We met a group of four women on eBikes at the reststop at the Kawhake Intake. They were from Australia and doing a combination of four cycle trails - putting us to shame as we were only managing to do three. We enjoyed our coffee and slice for morning tea with views of the river below.
It was uphill to the Kawhaka Pass at 317metres. At the top, Simon tried taking a photo but the camera fell off the sign post. Fortunately, another cyclist arrived and was happy to help us out. He was part of a group of six on a mix of eBikes and pushbikes.
The trail then wound its way down and we passed a few signs to Cowboys Paradise - a place we had heard a lot about, apparently owned by a big Trump fan. There used to be accommodation and food available there, as well as pole dancing and hunting, but it looked very run down as we cycled past.
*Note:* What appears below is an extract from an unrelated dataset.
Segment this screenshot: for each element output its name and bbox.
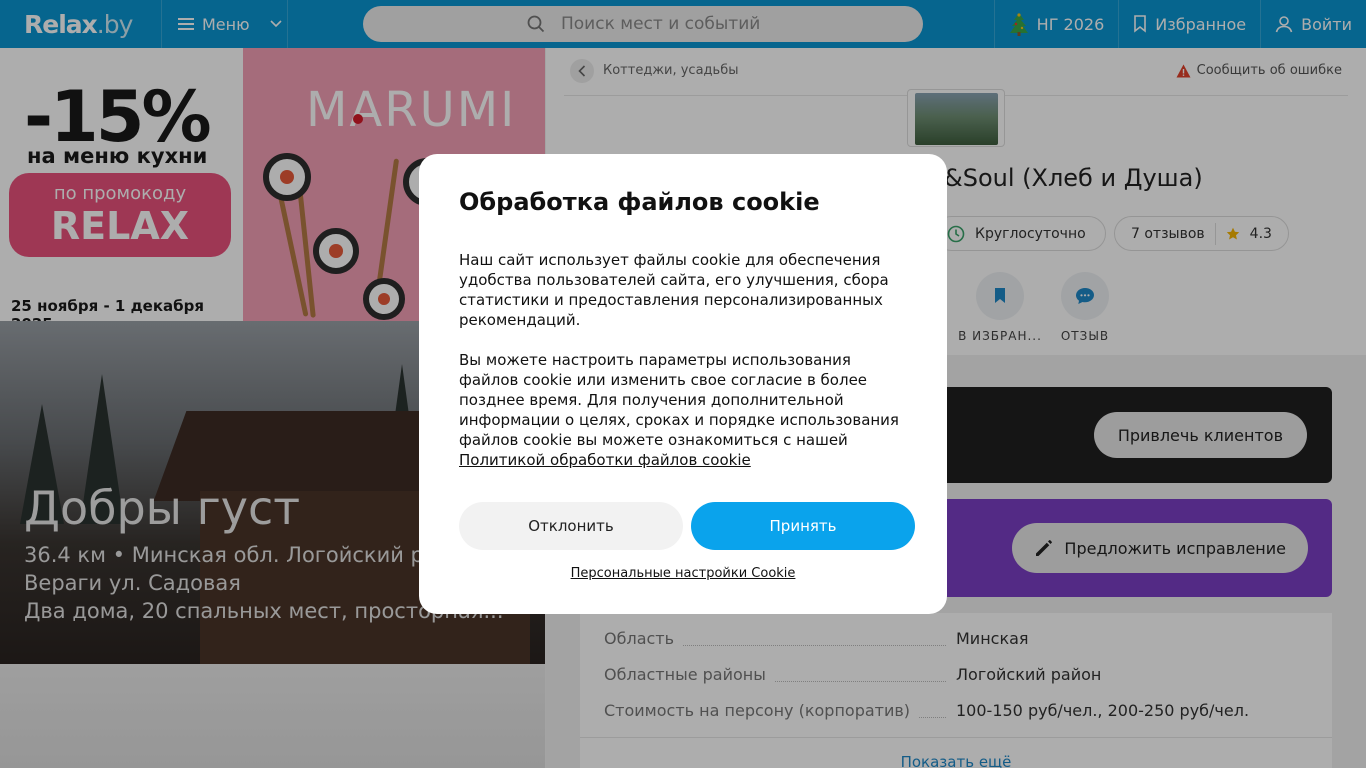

The four Australians had stopped there for a snack as it was deserted but then the owner returned and made it very clear that they were to stay on the main route and not wander off. Apparently the other group of cyclists got quite a telling off when we ran into them at our lunch stop.
We continued down more switchbacks to the Arahura River where we stopped for lunch at a newly made shelter with views to the mountains and along the river. There was a mist descending on the mountains, which encouraged us to move on fairly quickly.
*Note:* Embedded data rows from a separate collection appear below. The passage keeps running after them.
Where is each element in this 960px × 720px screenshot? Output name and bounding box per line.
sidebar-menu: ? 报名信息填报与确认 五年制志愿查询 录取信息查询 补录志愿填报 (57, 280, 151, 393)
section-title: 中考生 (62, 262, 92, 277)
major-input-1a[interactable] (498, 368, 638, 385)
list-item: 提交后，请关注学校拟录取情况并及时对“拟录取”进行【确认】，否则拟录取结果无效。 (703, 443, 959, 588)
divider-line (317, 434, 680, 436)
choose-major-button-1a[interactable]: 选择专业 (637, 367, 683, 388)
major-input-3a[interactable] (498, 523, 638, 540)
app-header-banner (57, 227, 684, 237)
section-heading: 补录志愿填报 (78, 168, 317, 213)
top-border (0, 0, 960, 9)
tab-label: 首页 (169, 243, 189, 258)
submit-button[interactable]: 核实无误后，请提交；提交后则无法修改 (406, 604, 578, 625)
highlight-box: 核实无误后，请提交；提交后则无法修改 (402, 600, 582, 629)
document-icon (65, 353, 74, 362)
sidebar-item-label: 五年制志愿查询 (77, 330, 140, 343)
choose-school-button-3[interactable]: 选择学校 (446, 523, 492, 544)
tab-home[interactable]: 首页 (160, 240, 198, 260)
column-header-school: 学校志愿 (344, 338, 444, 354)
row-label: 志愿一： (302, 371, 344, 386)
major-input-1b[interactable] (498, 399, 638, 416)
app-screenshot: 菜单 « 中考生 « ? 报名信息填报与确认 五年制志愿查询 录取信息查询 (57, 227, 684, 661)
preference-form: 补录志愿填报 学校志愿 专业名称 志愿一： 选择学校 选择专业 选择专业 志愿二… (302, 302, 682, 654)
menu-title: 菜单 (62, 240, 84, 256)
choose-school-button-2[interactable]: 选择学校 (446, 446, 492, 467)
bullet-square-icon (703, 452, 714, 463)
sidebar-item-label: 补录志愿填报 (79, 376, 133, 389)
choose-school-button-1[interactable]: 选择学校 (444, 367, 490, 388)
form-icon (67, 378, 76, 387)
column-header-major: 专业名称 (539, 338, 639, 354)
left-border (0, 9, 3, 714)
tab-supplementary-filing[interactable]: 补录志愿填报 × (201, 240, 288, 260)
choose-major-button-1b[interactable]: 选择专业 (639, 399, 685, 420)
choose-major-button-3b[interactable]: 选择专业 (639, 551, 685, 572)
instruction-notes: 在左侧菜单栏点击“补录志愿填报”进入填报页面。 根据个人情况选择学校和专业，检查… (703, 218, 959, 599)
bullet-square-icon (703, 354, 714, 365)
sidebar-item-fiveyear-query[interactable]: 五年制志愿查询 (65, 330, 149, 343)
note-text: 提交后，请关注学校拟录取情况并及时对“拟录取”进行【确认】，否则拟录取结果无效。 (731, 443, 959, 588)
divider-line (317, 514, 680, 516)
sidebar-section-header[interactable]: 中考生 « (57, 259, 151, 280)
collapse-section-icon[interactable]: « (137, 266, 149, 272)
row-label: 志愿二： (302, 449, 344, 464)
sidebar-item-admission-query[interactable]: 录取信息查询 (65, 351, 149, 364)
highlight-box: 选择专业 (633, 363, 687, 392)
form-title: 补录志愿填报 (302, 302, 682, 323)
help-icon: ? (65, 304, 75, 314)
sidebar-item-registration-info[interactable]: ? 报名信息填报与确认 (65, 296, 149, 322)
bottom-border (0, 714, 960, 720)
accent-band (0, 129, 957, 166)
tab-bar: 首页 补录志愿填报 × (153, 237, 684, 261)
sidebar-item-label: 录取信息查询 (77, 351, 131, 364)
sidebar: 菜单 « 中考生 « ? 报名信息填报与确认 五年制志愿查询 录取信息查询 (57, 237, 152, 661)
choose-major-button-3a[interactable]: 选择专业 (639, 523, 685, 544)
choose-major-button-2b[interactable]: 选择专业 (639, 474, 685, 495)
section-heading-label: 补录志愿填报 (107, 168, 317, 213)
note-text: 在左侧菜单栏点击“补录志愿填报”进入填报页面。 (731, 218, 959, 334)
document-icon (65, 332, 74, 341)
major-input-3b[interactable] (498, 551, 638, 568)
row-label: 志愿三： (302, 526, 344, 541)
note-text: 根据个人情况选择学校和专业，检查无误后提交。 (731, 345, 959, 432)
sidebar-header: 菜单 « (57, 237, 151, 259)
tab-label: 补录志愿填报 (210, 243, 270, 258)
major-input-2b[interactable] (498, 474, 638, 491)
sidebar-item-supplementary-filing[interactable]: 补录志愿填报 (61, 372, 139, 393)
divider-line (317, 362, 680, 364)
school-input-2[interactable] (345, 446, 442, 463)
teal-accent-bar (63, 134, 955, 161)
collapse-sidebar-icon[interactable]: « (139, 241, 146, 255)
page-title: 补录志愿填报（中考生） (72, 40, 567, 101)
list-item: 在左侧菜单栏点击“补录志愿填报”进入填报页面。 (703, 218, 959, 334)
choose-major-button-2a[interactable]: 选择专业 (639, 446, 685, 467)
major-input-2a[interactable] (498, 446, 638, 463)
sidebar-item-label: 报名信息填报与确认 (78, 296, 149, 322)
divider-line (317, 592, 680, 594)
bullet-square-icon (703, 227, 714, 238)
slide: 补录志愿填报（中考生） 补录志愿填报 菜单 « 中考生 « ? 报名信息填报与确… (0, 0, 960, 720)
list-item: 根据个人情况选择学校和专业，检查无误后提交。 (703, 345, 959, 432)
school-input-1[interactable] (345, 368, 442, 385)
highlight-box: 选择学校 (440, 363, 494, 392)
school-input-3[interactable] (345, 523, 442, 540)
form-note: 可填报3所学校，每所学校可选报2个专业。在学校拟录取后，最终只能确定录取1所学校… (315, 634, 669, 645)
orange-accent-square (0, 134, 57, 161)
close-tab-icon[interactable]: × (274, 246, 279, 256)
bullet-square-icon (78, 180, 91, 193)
We picked up the Milltown Road and encountered a steep climb up Pyramid Hill. Fortunately, the gravel was compact and riding was manageable. We enjoyed the downhill soon reaching Lake Kaniere. It was drizzling and the lake was shrouded in mist. We were sure that the rain had started early.
Past the lake, the trail left the road to follow the Lake Kaniere water race through the forest. The rain stopped and it looked like the sun might even come out, so we were able to shed our rain gear. As I turned onto the road to Hokitika, there was an old man outside his property who warned me to stop as there was a big truck coming. Wise advice as it trundled past me on the narrow road.
On arrival in Hokitika we cycled down to the river mouth and the sea with views of the beach covered in driftwood. The weather was still fine though we were losing the view of the mountains as the cloud descended. We picked up dinner supplies and headed to our accommodation, My Place, which we agreed was our nicest accommodation yet.
With heavy rain forecast for tomorrow, it's good to know that we will have a car for the next few days.